While door-to-door selling is a common phenomenon is many localities, the numbers have increased indicating a rise in its potential, especially for women in India. Direct Selling provides accessible business opportunities to people looking for alternative sources of income, and whose entry is generally not restricted by gender, age, education, or previous experience.
According to the Annual Survey Report of the Indian Direct Selling industry, women contribute almost 58.3 per cent in 2013-14.
“Women form a significant chunk of direct sellers, and from a current 2,551,189 women, their numbers is expected to grow at eight per cent making a whopping 55,07,820 self-employed women by 2025,” informs Chavi Hemanth, secretary general, Indian Direct Selling Association (IDSA).
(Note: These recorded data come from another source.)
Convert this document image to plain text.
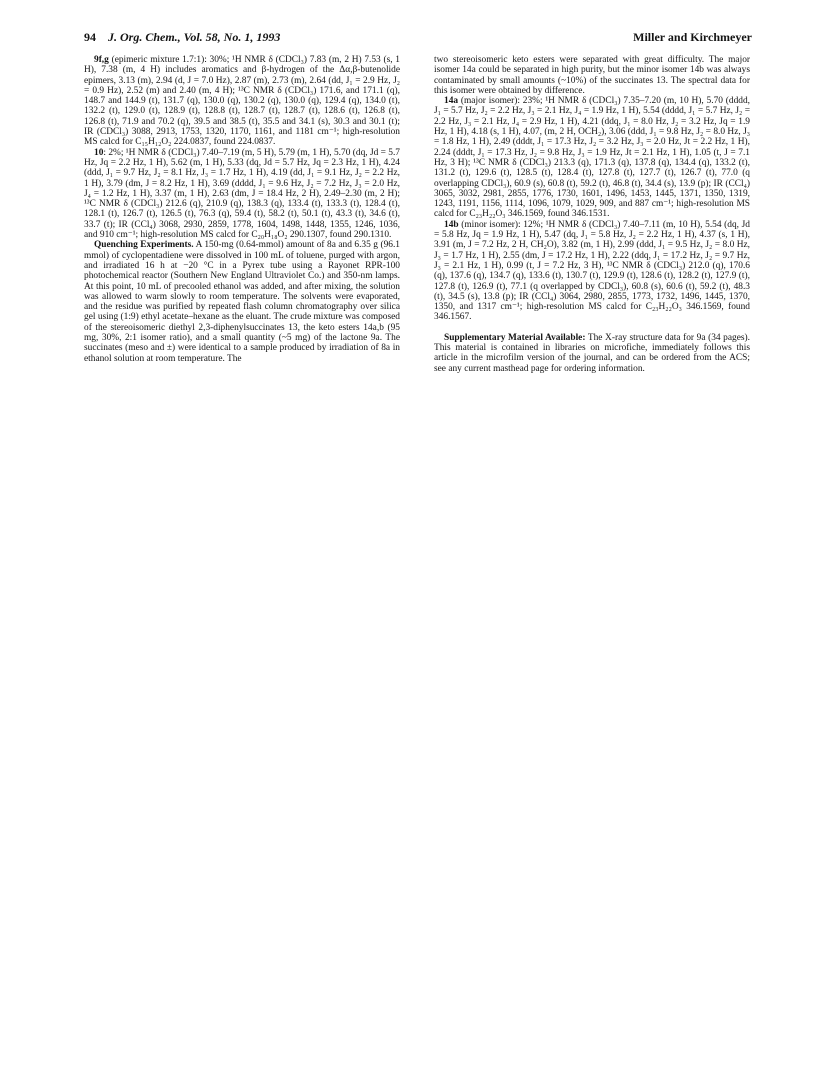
94 J. Org. Chem., Vol. 58, No. 1, 1993	Miller and Kirchmeyer

9f,g (epimeric mixture 1.7:1): 30%; ¹H NMR δ (CDCl₃) 7.83 (m, 2 H) 7.53 (s, 1 H), 7.38 (m, 4 H) includes aromatics and β-hydrogen of the Δα,β-butenolide epimers, 3.13 (m), 2.94 (d, J = 7.0 Hz), 2.87 (m), 2.73 (m), 2.64 (dd, J₁ = 2.9 Hz, J₂ = 0.9 Hz), 2.52 (m) and 2.40 (m, 4 H); ¹³C NMR δ (CDCl₃) 171.6, and 171.1 (q), 148.7 and 144.9 (t), 131.7 (q), 130.0 (q), 130.2 (q), 130.0 (q), 129.4 (q), 134.0 (t), 132.2 (t), 129.0 (t), 128.9 (t), 128.8 (t), 128.7 (t), 128.7 (t), 128.6 (t), 126.8 (t), 126.8 (t), 71.9 and 70.2 (q), 39.5 and 38.5 (t), 35.5 and 34.1 (s), 30.3 and 30.1 (t); IR (CDCl₃) 3088, 2913, 1753, 1320, 1170, 1161, and 1181 cm⁻¹; high-resolution MS calcd for C₁₅H₁₂O₂ 224.0837, found 224.0837.

10: 2%; ¹H NMR δ (CDCl₃) 7.40–7.19 (m, 5 H), 5.79 (m, 1 H), 5.70 (dq, Jd = 5.7 Hz, Jq = 2.2 Hz, 1 H), 5.62 (m, 1 H), 5.33 (dq, Jd = 5.7 Hz, Jq = 2.3 Hz, 1 H), 4.24 (ddd, J₁ = 9.7 Hz, J₂ = 8.1 Hz, J₃ = 1.7 Hz, 1 H), 4.19 (dd, J₁ = 9.1 Hz, J₂ = 2.2 Hz, 1 H), 3.79 (dm, J = 8.2 Hz, 1 H), 3.69 (dddd, J₁ = 9.6 Hz, J₂ = 7.2 Hz, J₃ = 2.0 Hz, J₄ = 1.2 Hz, 1 H), 3.37 (m, 1 H), 2.63 (dm, J = 18.4 Hz, 2 H), 2.49–2.30 (m, 2 H); ¹³C NMR δ (CDCl₃) 212.6 (q), 210.9 (q), 138.3 (q), 133.4 (t), 133.3 (t), 128.4 (t), 128.1 (t), 126.7 (t), 126.5 (t), 76.3 (q), 59.4 (t), 58.2 (t), 50.1 (t), 43.3 (t), 34.6 (t), 33.7 (t); IR (CCl₄) 3068, 2930, 2859, 1778, 1604, 1498, 1448, 1355, 1246, 1036, and 910 cm⁻¹; high-resolution MS calcd for C₂₀H₁₈O₂ 290.1307, found 290.1310.

Quenching Experiments. A 150-mg (0.64-mmol) amount of 8a and 6.35 g (96.1 mmol) of cyclopentadiene were dissolved in 100 mL of toluene, purged with argon, and irradiated 16 h at −20 °C in a Pyrex tube using a Rayonet RPR-100 photochemical reactor (Southern New England Ultraviolet Co.) and 350-nm lamps. At this point, 10 mL of precooled ethanol was added, and after mixing, the solution was allowed to warm slowly to room temperature. The solvents were evaporated, and the residue was purified by repeated flash column chromatography over silica gel using (1:9) ethyl acetate–hexane as the eluant. The crude mixture was composed of the stereoisomeric diethyl 2,3-diphenylsuccinates 13, the keto esters 14a,b (95 mg, 30%, 2:1 isomer ratio), and a small quantity (~5 mg) of the lactone 9a. The succinates (meso and ±) were identical to a sample produced by irradiation of 8a in ethanol solution at room temperature. The

two stereoisomeric keto esters were separated with great difficulty. The major isomer 14a could be separated in high purity, but the minor isomer 14b was always contaminated by small amounts (~10%) of the succinates 13. The spectral data for this isomer were obtained by difference.

14a (major isomer): 23%; ¹H NMR δ (CDCl₃) 7.35–7.20 (m, 10 H), 5.70 (dddd, J₁ = 5.7 Hz, J₂ = 2.2 Hz, J₃ = 2.1 Hz, J₄ = 1.9 Hz, 1 H), 5.54 (dddd, J₁ = 5.7 Hz, J₂ = 2.2 Hz, J₃ = 2.1 Hz, J₄ = 2.9 Hz, 1 H), 4.21 (ddq, J₁ = 8.0 Hz, J₂ = 3.2 Hz, Jq = 1.9 Hz, 1 H), 4.18 (s, 1 H), 4.07, (m, 2 H, OCH₂), 3.06 (ddd, J₁ = 9.8 Hz, J₂ = 8.0 Hz, J₃ = 1.8 Hz, 1 H), 2.49 (dddt, J₁ = 17.3 Hz, J₂ = 3.2 Hz, J₃ = 2.0 Hz, Jt = 2.2 Hz, 1 H), 2.24 (dddt, J₁ = 17.3 Hz, J₂ = 9.8 Hz, J₃ = 1.9 Hz, Jt = 2.1 Hz, 1 H), 1.05 (t, J = 7.1 Hz, 3 H); ¹³C NMR δ (CDCl₃) 213.3 (q), 171.3 (q), 137.8 (q), 134.4 (q), 133.2 (t), 131.2 (t), 129.6 (t), 128.5 (t), 128.4 (t), 127.8 (t), 127.7 (t), 126.7 (t), 77.0 (q overlapping CDCl₃), 60.9 (s), 60.8 (t), 59.2 (t), 46.8 (t), 34.4 (s), 13.9 (p); IR (CCl₄) 3065, 3032, 2981, 2855, 1776, 1730, 1601, 1496, 1453, 1445, 1371, 1350, 1319, 1243, 1191, 1156, 1114, 1096, 1079, 1029, 909, and 887 cm⁻¹; high-resolution MS calcd for C₂₃H₂₂O₃ 346.1569, found 346.1531.

14b (minor isomer): 12%; ¹H NMR δ (CDCl₃) 7.40–7.11 (m, 10 H), 5.54 (dq, Jd = 5.8 Hz, Jq = 1.9 Hz, 1 H), 5.47 (dq, J₁ = 5.8 Hz, J₂ = 2.2 Hz, 1 H), 4.37 (s, 1 H), 3.91 (m, J = 7.2 Hz, 2 H, CH₂O), 3.82 (m, 1 H), 2.99 (ddd, J₁ = 9.5 Hz, J₂ = 8.0 Hz, J₃ = 1.7 Hz, 1 H), 2.55 (dm, J = 17.2 Hz, 1 H), 2.22 (ddq, J₁ = 17.2 Hz, J₂ = 9.7 Hz, J₃ = 2.1 Hz, 1 H), 0.99 (t, J = 7.2 Hz, 3 H), ¹³C NMR δ (CDCl₃) 212.0 (q), 170.6 (q), 137.6 (q), 134.7 (q), 133.6 (t), 130.7 (t), 129.9 (t), 128.6 (t), 128.2 (t), 127.9 (t), 127.8 (t), 126.9 (t), 77.1 (q overlapped by CDCl₃), 60.8 (s), 60.6 (t), 59.2 (t), 48.3 (t), 34.5 (s), 13.8 (p); IR (CCl₄) 3064, 2980, 2855, 1773, 1732, 1496, 1445, 1370, 1350, and 1317 cm⁻¹; high-resolution MS calcd for C₂₃H₂₂O₃ 346.1569, found 346.1567.

Supplementary Material Available: The X-ray structure data for 9a (34 pages). This material is contained in libraries on microfiche, immediately follows this article in the microfilm version of the journal, and can be ordered from the ACS; see any current masthead page for ordering information.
The IDSA which is an autonomous, self-regulatory body recognises the marketing approach as micro-entrepreneurship that can inspire many small home-based initiatives.
Hemanth tells Metrolife, “Initially FMCG or everyday use products were more popular but segments like wellness, cosmetics and personal care dominate the Indian direct selling market which has accelerated women self-employment and empowerment. This year, the industry focus is to further bolster and showcase the entrepreneur opportunity for women.”
Hemanth adds that it is interesting to note that the percentage of women who are full-time self-employed in direct sales stands at 64 per cent and in part-timers at 36 per cent. Being in the Indian set-up, “Direct selling gives educated and semi-educated women the flexibility to manage their professional and personal lives.”
Dr S P Sharma, chief economist-director research, PHD Chamber of Commerce and Industry says, “Women have significantly contributed in the economic empowerment of nation over the years. The concept of gender equality has gained momentum in light of globalisation and liberalisation and there has been a phenomenal change in the status of women over the years across the globe. Women who used to undertake only household responsibilities earlier are now effectively participating in almost all sectors of the economy. These self-employment opportunities will encourage more women.”
Hemanth tells Metrolife, “It is always not about money. But how confident you are as a woman. Once they start going out, they get motivated.”